Needle In A Haystack – ‘Where The Action Is’ – June 1965

 

Unreleased until the Velvelettes’ Motown Anthology 2CD set in 2005

 

The Velvelettes final single These Things Will Keep Me Loving You (released on Motown’s Soul label in 1966) has not yet been reviewed on Motown Junkies – but it will be!

 

Never officially released, the bootleg single was popular on the Northern Soul circuit and can now be found on the Velvelettes’ Motown Anthology

 

Editorial note: Having covered many of the Motown ‘greats’ on Toppermost, it was evident that one of the gaps that most needed filling was the wonderful Velvelettes. Fortunately, one of their biggest fans is Steve Devereux who has run the fab Motown Junkies site since 2009, and the above post, which you have hopefully just enjoyed reading, is abridged from Steve’s writings on the Velvelettes on his highly recommended website.

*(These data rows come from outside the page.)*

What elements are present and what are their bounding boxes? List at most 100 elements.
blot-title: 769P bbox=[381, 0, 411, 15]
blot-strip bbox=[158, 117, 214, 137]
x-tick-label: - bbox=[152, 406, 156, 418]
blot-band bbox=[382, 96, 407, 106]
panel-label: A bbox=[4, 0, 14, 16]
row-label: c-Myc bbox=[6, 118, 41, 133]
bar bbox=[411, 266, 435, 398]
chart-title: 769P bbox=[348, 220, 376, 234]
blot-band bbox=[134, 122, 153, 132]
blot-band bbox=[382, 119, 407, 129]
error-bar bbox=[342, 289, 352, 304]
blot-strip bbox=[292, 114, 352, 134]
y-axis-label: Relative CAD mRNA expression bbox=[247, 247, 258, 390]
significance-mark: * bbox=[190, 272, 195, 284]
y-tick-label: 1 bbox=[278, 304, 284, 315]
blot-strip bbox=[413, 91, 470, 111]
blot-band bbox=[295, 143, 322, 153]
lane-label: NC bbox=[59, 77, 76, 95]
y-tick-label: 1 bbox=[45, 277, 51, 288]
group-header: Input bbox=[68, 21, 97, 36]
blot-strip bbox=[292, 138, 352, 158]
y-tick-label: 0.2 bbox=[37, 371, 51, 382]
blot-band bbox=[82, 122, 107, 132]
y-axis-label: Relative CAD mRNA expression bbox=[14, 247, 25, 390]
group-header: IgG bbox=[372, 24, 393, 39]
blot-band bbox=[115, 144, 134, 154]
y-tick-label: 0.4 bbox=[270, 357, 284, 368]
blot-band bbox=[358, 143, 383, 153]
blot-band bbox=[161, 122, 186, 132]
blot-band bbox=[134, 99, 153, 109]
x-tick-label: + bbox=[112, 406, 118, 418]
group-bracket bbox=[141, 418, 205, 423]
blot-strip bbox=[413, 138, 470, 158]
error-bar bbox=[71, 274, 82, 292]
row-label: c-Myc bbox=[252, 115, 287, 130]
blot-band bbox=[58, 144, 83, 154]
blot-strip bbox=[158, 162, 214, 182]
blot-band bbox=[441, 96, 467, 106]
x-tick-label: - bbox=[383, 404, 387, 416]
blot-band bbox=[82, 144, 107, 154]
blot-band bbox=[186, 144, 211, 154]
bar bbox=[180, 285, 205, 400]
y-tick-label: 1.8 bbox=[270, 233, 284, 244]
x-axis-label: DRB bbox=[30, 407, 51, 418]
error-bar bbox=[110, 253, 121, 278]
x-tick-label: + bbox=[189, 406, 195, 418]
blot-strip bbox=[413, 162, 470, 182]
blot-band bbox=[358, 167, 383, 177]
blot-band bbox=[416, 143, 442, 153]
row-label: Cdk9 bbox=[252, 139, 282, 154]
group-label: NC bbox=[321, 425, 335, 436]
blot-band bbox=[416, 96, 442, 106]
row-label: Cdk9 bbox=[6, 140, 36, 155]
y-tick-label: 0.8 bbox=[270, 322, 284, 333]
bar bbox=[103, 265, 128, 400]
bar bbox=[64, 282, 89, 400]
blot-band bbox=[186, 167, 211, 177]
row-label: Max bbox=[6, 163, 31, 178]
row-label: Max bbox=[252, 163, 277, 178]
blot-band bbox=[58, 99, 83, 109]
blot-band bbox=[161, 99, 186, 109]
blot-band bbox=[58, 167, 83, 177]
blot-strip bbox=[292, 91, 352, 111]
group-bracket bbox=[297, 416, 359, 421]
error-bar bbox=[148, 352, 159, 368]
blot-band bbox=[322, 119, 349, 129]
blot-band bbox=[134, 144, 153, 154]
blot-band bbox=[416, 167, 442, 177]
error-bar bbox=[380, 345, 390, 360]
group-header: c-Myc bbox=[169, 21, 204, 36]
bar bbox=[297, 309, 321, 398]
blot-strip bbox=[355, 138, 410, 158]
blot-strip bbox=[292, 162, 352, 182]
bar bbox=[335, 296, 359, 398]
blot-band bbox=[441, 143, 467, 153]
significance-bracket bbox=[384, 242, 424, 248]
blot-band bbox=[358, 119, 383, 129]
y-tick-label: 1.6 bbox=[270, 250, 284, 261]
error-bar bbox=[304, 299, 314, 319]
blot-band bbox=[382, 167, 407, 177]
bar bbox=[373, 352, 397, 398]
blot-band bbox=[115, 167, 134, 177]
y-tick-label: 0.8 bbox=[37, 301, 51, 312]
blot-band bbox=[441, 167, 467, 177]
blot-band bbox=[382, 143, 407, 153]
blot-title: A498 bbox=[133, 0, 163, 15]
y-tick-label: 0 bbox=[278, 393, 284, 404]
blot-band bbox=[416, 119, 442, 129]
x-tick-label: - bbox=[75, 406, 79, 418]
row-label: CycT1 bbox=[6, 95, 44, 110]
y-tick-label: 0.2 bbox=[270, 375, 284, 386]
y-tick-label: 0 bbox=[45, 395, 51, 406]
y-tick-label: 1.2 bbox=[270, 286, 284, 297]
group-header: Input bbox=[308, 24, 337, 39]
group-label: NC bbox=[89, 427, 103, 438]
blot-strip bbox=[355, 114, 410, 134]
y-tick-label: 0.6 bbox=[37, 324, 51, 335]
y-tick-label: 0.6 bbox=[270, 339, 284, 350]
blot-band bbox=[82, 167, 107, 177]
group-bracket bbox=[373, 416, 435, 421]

Find the full reviews of each of these 10 records by the Velvelettes at the Motown Junkies website: There He Goes, That’s The Reason Why, Needle In A Haystack, Should I Tell Them, He Was Really Sayin’ Somethin’, Throw A Farewell Kiss, Lonely Lonely Girl Am I, I’m The Exception To The Rule, A Bird In The Hand, Since You’ve Been Loving Me

 

The Velvelettes (Wikipedia)

The Velvelettes at the Motown Museum website

The Velvelettes biography (AllMusic)

TopperPost #1,032

3 Comments

  1. David Lewis
    Jul 17, 2022

    At some point an ‘alternative’ history of Motown should be done. One that doesn’t focus on The Miracles, The Temptations, Diana Ross, Stevie, Marvin and the ones that have been done to death, but on these groups. This Toppermost shows exactly how it should be done. Magnificent group.

  2. Cal Taylor
    Jul 18, 2022

    Steve, congratulations – that’s a wonderful, well informed, well written Toppermost on The Velvelettes. (And thank you for introducing a new word to me, ‘nixed’.)
    I bought their four Stateside and Tamla Motown releases in the mid-1960’s and, it is true, The Velvelettes were a vastly underrated group.
    As with so many ‘if only’ artists, the mind boggles at ‘what might have been’ had The Velvelettes got better promotion and/or enjoyed better luck. Since WWII (when records became really popular) music history is littered with an infinite number of such examples. Motown were not the only guilty party with their recording artists and we must always be grateful for what they did do, not what they did not do – even though that did not benefit The Velvelettes much.
    Perhaps, the signs were there from the very beginning…….when they were recommended to audition at Motown by one of Berry Gordy’s relations, the young girls talked one of their fathers into driving 140 miles from Kalamazoo to Detroit in inclement weather to the audition only to find Motown did not do auditions on Saturdays!
    There is no doubting that The Velvelettes were a great group and that they were underrated but, personally, I don’t think they top The Marvelettes, who Motown also neglected once The Supremes took off.
    Finally, Steve, good luck with your continuing track by track review of every Motown single. Let’s hope that you are not too old before you finish it because that is a mighty task.

  3. Dave Stephens
    Jul 27, 2022

    Splendido Steve. While you have picked a not unusual theme under the Topper banner; that of taking as your subject an artist(s)who had all the skills/talent/call-it-what-you-like AND made great records but somehow never got the breaks and consequently doesn’t really feature in the annals of popular music, you have produced a document that makes it abundantly clear that these ladies definitely should have made it. You’ve been helped by the fact that the Velvelettes deserve every word of praise that you lavish on them but many thanks for bringing them back to the forefront of my brain (and I did give them a solitary mention, positive of course, in my book, “RocknRoll”),
    I should also take the opportunity to thank you for your highly impressive work for the Motown Junkies site. I was very grateful for it in the generation of my Mable John Toppermost last year. I’d add that a key record within Mable’s Motown work (and you know which one) offered an unexpected view of the work of Andre Williams whose Topper will appear soon.